I haven’t been following the George Zimmerman trial. I don’t have strong opinions about the man. What I do have strong opinions about is the screwed up “stand your ground” laws that even make this trial necessary. But I heard something yesterday that really angered me. The judge in the case decided to allow the toxicology report that shows that Trayvon Martin had a small amount of THC in his system at the time of his death. This perpetuates the use of the myth of the scary black man on drugs.
The defense argues that this is relevant because on the 911 call, Zimmerman said, “It looks like he’s on drugs or something.” This was in reference to the fact that Martin seemed to just be wandering around. I never quite got that aspect of Zimmerman’s motivation for following the young man. After all, Zimmerman was supposedly looking for people who had broken into places and stole stuff. Someone wandering back from the store doesn’t fit the profile. I also think that saying he looks like he’s on drugs is more or less the same as, “He looks like a young black man.”
Unfortunately, we do not know how much THC was in Martin’s system. The defense has made a big deal of the fact that the medical examiner changed his opinion on the effect of this amount of THC from being “none” to “some.” THC stays in the body a very long time and the courts have ruled that the mere existence of chemicals in the body does not mean the person was intoxicated. Regardless of the effect, is cannabis known for for making people more violent? How does this make the murder of Martin more acceptable?
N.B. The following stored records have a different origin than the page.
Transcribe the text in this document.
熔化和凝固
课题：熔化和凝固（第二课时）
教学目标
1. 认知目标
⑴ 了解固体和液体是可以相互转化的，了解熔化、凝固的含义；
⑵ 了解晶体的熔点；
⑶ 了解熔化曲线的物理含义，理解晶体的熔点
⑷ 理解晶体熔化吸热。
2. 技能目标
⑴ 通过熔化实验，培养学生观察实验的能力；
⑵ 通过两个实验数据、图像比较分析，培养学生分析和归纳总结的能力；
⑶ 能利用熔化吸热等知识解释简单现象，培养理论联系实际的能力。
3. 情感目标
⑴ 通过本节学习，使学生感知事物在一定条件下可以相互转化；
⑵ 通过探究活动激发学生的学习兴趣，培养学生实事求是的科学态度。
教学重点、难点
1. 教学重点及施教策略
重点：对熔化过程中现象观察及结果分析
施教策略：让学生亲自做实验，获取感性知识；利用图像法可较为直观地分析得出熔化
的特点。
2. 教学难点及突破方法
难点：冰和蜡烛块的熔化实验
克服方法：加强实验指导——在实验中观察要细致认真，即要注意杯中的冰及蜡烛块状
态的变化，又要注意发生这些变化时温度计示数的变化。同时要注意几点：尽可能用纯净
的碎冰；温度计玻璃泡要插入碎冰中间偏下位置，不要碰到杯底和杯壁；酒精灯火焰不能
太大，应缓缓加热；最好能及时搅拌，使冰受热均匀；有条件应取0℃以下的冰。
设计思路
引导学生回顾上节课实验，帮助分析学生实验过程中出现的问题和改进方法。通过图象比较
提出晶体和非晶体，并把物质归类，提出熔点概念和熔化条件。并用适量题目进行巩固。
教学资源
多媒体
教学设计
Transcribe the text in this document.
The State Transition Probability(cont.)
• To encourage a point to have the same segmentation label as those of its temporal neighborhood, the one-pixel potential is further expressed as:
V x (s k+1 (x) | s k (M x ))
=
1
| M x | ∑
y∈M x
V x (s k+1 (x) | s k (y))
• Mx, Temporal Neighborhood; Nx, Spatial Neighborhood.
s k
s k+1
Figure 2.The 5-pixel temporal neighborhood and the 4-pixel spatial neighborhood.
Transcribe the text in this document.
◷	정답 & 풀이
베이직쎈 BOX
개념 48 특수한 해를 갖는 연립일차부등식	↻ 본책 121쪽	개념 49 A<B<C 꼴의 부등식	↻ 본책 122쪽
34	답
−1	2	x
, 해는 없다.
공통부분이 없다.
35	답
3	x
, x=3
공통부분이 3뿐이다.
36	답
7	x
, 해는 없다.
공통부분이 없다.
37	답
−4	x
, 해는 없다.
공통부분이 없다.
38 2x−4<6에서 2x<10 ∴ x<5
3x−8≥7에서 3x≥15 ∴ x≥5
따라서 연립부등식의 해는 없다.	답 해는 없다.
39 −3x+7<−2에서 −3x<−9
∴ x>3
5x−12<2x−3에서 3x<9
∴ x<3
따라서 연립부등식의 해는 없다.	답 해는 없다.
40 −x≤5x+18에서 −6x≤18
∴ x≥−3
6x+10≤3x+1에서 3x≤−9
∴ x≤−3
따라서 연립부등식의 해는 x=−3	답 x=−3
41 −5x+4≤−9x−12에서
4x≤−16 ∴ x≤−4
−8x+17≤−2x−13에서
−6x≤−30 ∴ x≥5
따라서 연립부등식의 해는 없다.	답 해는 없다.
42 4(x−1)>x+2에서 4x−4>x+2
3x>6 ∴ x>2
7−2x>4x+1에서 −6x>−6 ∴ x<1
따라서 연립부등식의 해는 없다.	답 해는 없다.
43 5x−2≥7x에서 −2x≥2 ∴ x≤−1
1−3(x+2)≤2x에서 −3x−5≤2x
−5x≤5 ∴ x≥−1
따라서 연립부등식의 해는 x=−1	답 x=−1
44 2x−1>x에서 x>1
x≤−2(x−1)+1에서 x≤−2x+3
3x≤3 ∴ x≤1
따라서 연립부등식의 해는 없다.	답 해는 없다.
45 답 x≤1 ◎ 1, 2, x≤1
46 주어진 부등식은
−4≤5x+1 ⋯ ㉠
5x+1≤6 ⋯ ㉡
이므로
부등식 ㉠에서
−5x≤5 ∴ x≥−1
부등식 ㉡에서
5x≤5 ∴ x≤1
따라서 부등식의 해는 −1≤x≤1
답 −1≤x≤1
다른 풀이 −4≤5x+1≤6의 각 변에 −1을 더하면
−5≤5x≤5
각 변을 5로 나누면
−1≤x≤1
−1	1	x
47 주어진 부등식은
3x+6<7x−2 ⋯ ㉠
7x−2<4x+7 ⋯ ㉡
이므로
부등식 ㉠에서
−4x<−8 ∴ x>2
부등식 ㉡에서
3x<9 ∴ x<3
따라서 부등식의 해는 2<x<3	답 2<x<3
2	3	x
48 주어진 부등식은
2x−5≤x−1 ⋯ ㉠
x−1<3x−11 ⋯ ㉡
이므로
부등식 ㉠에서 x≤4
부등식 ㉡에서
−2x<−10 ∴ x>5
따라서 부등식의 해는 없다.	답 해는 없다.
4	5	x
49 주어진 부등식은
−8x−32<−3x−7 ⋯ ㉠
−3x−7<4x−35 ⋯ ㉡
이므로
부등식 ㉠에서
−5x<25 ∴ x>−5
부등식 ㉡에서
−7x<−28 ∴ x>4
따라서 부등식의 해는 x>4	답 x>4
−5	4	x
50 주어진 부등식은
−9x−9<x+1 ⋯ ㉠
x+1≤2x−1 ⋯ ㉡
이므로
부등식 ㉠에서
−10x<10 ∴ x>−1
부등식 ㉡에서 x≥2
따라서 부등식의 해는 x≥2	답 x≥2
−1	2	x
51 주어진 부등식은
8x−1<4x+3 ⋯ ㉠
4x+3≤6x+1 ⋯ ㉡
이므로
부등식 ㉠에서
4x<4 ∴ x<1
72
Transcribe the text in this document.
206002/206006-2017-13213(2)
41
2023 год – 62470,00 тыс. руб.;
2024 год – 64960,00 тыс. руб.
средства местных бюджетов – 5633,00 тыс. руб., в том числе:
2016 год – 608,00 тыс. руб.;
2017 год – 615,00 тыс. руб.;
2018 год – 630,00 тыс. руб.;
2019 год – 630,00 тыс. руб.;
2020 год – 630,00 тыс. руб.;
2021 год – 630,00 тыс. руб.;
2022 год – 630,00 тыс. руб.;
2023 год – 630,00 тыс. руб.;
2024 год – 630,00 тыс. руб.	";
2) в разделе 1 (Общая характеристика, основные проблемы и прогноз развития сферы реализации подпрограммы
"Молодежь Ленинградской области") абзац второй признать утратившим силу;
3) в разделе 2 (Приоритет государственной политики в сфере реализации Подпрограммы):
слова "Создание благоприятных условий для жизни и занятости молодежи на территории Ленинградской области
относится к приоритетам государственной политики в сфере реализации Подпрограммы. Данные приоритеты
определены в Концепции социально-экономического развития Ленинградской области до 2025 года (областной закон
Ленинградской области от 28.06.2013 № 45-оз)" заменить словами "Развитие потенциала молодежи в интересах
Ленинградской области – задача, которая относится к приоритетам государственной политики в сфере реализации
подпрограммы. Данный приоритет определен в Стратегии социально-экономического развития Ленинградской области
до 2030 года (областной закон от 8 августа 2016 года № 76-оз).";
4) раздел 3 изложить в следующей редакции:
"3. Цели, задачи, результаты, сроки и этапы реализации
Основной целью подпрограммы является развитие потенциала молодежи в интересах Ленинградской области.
This whole thing is very creepy, but entirely typical of our judicial system. The defense wants to bring up cannabis use by Trayvon Martin for the same reason that a rapist’s defense wants to bring up how the victim was dressed. It is a way to prejudice the jury into thinking that the victim had it coming. So the defense creates a narrative. Martin was high on “drugs” and behaving very oddly. Of course, Zimmerman followed him. But then Zimmerman was going back to his car and Martin—all hopped up on Mary Jane—chased after him and beat poor Zimmerman savagely to the point where he had no choice but to put a bullet in Martin’s heart.
None of this is surprising. This is the kind of nonsense we get when we have laws that allow people to kill each other if they can justify feeling threatened. So now we watch as this trial descends into the murky waters of who Martin was and what he was doing. Note also how vague the “feeling threatened” defense is. A bigot might feel threatened anytime a young black man is within shouting distance. And a cowardly man might feel threatened anytime someone pushed back a little against his bullying. So the big murder trial is all about the scary black man on drugs. We have not moved far from 1914, when the New York Times wrote, Negro Cocaine ‘Fiends’ Are a New Southern Menace.
 Yes, I am saying that Zimmerman is a bigot, coward, and bully.